No one in Lavaris Nelson’s family had ever graduated from college, and for much of her life, it seemed like the universe was determined to keep her from getting a degree, too.
But on Sunday at the Irwin Belk Complex, the 31-year-old single mother of two capped a long and arduous personal journey to academic success, graduating cum laude as a social work major from Johnson C. Smith University. Nelson was among 251 in the class of 2013, and one of 10 members of the first graduating class of Metropolitan College, which offers undergraduate degree programs at JCSU for adults who require more flexibility than traditional students.
Flexibility was important for Nelson, who needed to take classes at night because she had a full-time day job as a patient account representative for Carolinas Medical Center – a job that fed and clothed her daughters, 13-year-old Isis and 11-month-old Isla.
In her final semester, determined to walk with her class this spring, she took nine classes. The average college student takes four to five.
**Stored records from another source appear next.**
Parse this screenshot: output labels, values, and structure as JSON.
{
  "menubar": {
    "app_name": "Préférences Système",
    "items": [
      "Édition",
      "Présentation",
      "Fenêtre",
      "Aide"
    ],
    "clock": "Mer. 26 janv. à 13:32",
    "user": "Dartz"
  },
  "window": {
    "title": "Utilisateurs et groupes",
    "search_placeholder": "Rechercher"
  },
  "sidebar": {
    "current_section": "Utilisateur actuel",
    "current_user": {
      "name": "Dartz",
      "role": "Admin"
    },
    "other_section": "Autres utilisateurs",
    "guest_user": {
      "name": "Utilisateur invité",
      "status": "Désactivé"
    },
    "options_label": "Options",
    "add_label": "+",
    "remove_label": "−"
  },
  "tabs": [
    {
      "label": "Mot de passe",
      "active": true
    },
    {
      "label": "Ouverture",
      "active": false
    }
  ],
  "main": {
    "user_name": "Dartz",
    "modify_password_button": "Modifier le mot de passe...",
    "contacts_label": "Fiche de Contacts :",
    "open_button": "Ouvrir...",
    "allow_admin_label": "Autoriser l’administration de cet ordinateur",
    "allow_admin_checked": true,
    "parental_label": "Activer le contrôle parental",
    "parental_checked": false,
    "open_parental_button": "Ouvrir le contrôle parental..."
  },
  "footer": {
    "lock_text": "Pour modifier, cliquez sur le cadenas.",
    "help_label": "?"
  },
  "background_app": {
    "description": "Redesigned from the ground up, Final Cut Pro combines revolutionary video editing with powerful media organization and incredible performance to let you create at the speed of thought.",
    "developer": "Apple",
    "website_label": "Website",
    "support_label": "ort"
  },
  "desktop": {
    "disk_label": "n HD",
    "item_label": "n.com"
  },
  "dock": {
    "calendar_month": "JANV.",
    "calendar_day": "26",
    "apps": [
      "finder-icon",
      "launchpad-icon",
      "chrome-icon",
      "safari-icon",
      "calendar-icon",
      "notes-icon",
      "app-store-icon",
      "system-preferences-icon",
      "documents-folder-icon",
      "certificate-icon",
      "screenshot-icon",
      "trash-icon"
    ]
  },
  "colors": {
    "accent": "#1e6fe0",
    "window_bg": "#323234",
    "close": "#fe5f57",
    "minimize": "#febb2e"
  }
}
“They only walk once a year (at JCSU),” Nelson said. “I could have graduated in December, but I wouldn’t have been able to walk until May of 2014. I wanted to walk. I had to walk. I had to be done, because I want to go on and get my master’s. I’ve waited long enough. I’ve wasted enough time. I’m 31. I’m not getting any younger.”
Nelson was born and raised in Augusta, Ga., and her family bounced around to several residences, some of which her mother was evicted from. A strained relationship with her mother got worse when Nelson was a teen; she moved out and started living with a boyfriend at age 16, got pregnant at 17 and had Isis at 18.
A tough road back to school
She graduated from high school but didn’t give college a try for two years, enrolling as a pre-nursing student at Georgia Military College in Milledgeville. It was a disaster.
“It was not the right time. It was my daughter, family stress, just a lot of different factors that came into play. I could not focus at all. My GPA there was, like, a 1.5.” Before her first year was over, she simply stopped going to class.
A breakup with Isis’ father followed, and soon after Nelson moved her daughter to Charlotte in 2004 in search of a fresh start. She took a job at BellSouth Security Systems in Matthews, then started working at an Old Navy retail store in the evenings.
By 2006, she was re-focusing. She was hired as a secretary in the neuroscience unit at Presbyterian Hospital, then enrolled at Rowan-Cabarrus Community College to take more courses required for nursing school. Her grades improved dramatically.
But it was another five years before Nelson finally fully committed to pursuing her degree. In 2011, she enrolled full-time at Metropolitan College, where an introduction to social work class altered – and gave clarity to – her career path.
“That’s when I realized what I wanted to do,” she said. “As a single mother, you don’t make as much. I had to apply for food stamps, Medicaid ... there was no way that I would have been able to maintain my household without applying for those things. So I knew how it felt to be on the other side, and I wanted to help people.”
Yet her struggles continued. Last May, she welcomed another daughter into the world; but the father – a man she had known for five years – decided that he wanted nothing to do with Isla.
“I think it’s the hardest thing I ever had to do,” Nelson said of raising two girls while working full time and going to school. “I actually thought about quitting.”
But in the end, she stuck it out. She took some maternity leave from work but didn’t interrupt her studies.
On April 8, Nelson took a new job in customer service at Charlotte’s Crisis Assistance Ministry, helping people in the types of situations she used to face. She plans to take the summer off, then start working on her master’s – maybe at UNC Charlotte, maybe online through the University of Southern California.
Her professional goal is to work as a licensed clinical therapist with at-risk youth. Her personal goal? To make sure that Isis and Isla are never at-risk themselves.
“I want to be an inspiration to my girls,” Nelson said. “I want them to be able to say, ‘My mom, she may have been a single mother, but she went to school, she got her degree.’ I talk to my (older) daughter about my situation. I’m not trying to hide it. I tell her, this is why you should wait to have kids till you finish your degree and get married.”